Highly pathogenic H7N9 avian influenza, detected in people for the first time in China in 2013, have a slightly increased binding preference for human airway receptors compared with the low-pathogenic form, a research team from China reported today in Eurosurveillance.
The scientists also found that highly pathogenic H7N9 containing the R292K substitution was resistant to multiple antivirals, requiring urgent further assessment. In January, Taiwan reported a resistance mutation in an imported case involving a patient infected with highly pathogenic H7N9.
For their study, the researchers compared high-path H7N9 genetic sequences from patients infected earlier this year in Guangdong province with low-pathogenic H7N9 and highly pathogenic H5N6.

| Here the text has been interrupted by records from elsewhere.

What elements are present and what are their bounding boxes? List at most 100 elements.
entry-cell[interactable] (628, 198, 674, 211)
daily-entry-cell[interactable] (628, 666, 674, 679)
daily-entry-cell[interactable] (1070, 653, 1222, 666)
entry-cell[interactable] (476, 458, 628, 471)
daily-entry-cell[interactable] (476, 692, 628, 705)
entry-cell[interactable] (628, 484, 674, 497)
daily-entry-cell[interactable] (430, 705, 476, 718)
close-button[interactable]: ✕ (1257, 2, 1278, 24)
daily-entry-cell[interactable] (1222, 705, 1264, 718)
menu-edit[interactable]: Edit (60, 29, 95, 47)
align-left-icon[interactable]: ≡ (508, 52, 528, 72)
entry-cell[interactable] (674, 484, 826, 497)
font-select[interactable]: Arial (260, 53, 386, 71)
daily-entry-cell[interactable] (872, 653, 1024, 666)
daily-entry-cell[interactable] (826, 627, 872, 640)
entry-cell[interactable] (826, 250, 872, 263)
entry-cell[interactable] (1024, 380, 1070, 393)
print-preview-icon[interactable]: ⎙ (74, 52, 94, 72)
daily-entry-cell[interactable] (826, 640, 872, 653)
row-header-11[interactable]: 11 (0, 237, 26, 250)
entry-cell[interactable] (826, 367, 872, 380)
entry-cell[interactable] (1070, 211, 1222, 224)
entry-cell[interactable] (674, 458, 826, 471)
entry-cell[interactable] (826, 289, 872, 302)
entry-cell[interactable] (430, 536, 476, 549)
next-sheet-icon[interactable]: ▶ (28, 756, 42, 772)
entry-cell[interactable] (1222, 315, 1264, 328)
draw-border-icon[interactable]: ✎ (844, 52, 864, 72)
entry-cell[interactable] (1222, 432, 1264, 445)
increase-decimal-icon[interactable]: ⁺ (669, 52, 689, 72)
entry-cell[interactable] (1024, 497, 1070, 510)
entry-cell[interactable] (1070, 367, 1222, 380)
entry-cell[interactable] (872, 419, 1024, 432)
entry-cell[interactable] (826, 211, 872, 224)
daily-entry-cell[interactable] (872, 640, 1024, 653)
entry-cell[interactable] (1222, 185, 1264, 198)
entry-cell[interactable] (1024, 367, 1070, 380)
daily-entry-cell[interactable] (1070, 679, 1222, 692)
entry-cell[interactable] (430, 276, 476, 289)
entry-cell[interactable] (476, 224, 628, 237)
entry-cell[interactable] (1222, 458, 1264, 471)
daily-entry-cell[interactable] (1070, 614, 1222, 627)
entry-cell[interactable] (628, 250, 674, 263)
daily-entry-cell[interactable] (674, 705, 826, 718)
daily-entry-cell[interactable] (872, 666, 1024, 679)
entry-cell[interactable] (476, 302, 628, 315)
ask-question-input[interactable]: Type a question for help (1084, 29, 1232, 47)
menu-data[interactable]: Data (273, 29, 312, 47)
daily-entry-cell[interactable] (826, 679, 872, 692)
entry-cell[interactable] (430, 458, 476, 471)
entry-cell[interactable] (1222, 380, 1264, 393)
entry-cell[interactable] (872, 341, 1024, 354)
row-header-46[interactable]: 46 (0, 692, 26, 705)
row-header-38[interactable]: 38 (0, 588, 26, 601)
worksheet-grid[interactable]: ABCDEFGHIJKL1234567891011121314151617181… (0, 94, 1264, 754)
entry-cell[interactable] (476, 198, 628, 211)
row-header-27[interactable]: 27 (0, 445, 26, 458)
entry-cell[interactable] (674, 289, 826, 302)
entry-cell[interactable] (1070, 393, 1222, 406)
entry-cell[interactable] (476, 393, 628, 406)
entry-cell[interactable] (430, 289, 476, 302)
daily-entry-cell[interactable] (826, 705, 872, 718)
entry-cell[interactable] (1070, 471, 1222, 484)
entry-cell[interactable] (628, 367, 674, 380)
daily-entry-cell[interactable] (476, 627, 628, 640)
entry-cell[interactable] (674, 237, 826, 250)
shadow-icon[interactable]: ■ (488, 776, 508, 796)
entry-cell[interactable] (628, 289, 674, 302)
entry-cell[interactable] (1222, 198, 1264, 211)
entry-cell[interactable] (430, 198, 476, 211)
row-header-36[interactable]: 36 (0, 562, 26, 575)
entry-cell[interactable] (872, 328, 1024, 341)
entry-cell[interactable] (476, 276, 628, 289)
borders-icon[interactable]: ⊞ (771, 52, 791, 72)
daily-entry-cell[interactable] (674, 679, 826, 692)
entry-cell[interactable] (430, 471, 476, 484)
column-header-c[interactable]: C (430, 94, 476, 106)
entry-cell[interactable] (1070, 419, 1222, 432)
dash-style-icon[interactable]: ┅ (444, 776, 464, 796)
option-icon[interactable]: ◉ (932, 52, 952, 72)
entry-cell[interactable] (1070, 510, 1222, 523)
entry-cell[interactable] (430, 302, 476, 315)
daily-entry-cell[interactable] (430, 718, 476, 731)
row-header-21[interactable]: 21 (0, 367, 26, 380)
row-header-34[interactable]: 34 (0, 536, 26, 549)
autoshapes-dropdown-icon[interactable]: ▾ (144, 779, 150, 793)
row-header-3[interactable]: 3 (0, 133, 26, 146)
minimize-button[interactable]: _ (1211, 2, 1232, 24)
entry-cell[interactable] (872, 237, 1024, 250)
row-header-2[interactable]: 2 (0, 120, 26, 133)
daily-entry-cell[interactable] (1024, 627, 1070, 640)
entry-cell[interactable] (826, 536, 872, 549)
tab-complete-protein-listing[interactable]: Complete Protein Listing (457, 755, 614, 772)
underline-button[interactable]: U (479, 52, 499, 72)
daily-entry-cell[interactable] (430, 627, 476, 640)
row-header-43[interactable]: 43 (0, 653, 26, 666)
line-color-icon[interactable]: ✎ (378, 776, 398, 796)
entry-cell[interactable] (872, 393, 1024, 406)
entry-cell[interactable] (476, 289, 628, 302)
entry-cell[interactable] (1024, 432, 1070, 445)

Compared with low-path H7N9, the highly pathogenic form showed slightly increased binding preference for the types of receptors found in human upper and lower airways. The researchers said high-path virus's persistent preference for both avian and human receptors may result in their circulation in poultry and possible transmission among people.
The team confirmed that the high-path viruses showed little or no response to antibodies against the low-path H7N9 vaccine strain. The World Health Organization has already recommended a new candidate vaccine strain for the new form of the virus.
In their analysis of antiviral resistance, the investigators found that high-path H7N9 that contained the R292K substitution in the neuraminidase protein showed resistance to oseltamivir (Tamiflu), zanamivir (Relenza), and peramivir. They said the virus had the ability to acquire the substitution as early as 2 days after the administration of the antiviral drugs.
They concluded that highly pathogenic H7N9 doesn't pose an enhanced risk solely to poultry; it also has implications for human health surveillance and control strategies. The authors also said their findings are a reminder of the crucial role of antiviral surveillance monitoring as a key component of pandemic preparedness.